Der Gefangene wurde verurteilt, weil er «absichtlich» einen Wachmann mit einem langen Messer verletzt und eine Straße in der Hauptstadt blockiert hatte, berichtete die halbamtliche Nachrichtenagentur Tasnim.
Die iranischen Behörden haben den Einspruch des Anwalts des Gefangenen als «weder gültig noch gerechtfertigt» zurückgewiesen, da sie ihn wegen «Kriegsverbrechen» für schuldig halten, weil er die Straße blockiert, mit Waffen gedroht und sich den Beamten entgegengestellt hat.

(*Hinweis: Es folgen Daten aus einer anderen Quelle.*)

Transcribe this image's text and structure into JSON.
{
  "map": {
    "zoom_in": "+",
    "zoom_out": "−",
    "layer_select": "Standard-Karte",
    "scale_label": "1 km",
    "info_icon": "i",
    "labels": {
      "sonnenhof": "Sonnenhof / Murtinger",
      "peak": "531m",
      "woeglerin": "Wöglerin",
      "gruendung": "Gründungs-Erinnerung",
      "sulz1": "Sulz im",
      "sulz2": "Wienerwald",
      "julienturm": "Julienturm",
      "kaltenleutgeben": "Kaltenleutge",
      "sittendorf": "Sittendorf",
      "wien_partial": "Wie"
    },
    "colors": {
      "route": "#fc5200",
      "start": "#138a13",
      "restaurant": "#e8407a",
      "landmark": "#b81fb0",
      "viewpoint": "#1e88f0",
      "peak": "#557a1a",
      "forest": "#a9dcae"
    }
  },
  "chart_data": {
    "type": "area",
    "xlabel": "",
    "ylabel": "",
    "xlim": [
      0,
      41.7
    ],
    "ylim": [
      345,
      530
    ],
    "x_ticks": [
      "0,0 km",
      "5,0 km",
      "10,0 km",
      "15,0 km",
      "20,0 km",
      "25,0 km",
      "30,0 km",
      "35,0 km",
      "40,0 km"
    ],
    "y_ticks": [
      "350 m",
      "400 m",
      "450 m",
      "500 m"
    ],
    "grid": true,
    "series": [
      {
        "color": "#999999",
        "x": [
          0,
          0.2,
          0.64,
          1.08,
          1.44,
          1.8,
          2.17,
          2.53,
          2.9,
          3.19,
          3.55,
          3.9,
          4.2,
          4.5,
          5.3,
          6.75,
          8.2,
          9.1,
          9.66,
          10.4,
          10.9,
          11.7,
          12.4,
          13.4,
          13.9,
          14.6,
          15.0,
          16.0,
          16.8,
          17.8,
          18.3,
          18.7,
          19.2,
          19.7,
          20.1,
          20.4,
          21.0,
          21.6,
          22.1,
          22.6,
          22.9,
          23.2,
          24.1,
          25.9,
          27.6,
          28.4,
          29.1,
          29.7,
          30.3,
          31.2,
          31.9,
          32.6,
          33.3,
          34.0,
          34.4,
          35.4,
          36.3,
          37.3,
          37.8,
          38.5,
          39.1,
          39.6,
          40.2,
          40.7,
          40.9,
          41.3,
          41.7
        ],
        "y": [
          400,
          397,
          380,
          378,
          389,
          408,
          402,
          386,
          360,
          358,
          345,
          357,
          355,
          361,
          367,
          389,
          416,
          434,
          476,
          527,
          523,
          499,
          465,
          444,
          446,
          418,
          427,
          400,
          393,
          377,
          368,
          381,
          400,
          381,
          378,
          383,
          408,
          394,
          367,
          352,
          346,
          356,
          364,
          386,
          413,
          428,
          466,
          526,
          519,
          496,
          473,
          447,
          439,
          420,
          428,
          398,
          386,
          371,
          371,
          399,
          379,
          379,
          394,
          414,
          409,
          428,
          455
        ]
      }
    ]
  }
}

Der Oberste Gerichtshof Irans, der die Aktionen des Demonstranten als «Beispiel für Heuchelei» betrachtet, billigte das Urteil am Donnerstagmorgen und vollstreckte es.
Die Richter stützten sich auf angebliche Aussagen von Zeugen des Vorfalls, die sagten, dass die Anwesenden durch die Anwesenheit des bewaffneten Demonstranten sehr verängstigt waren.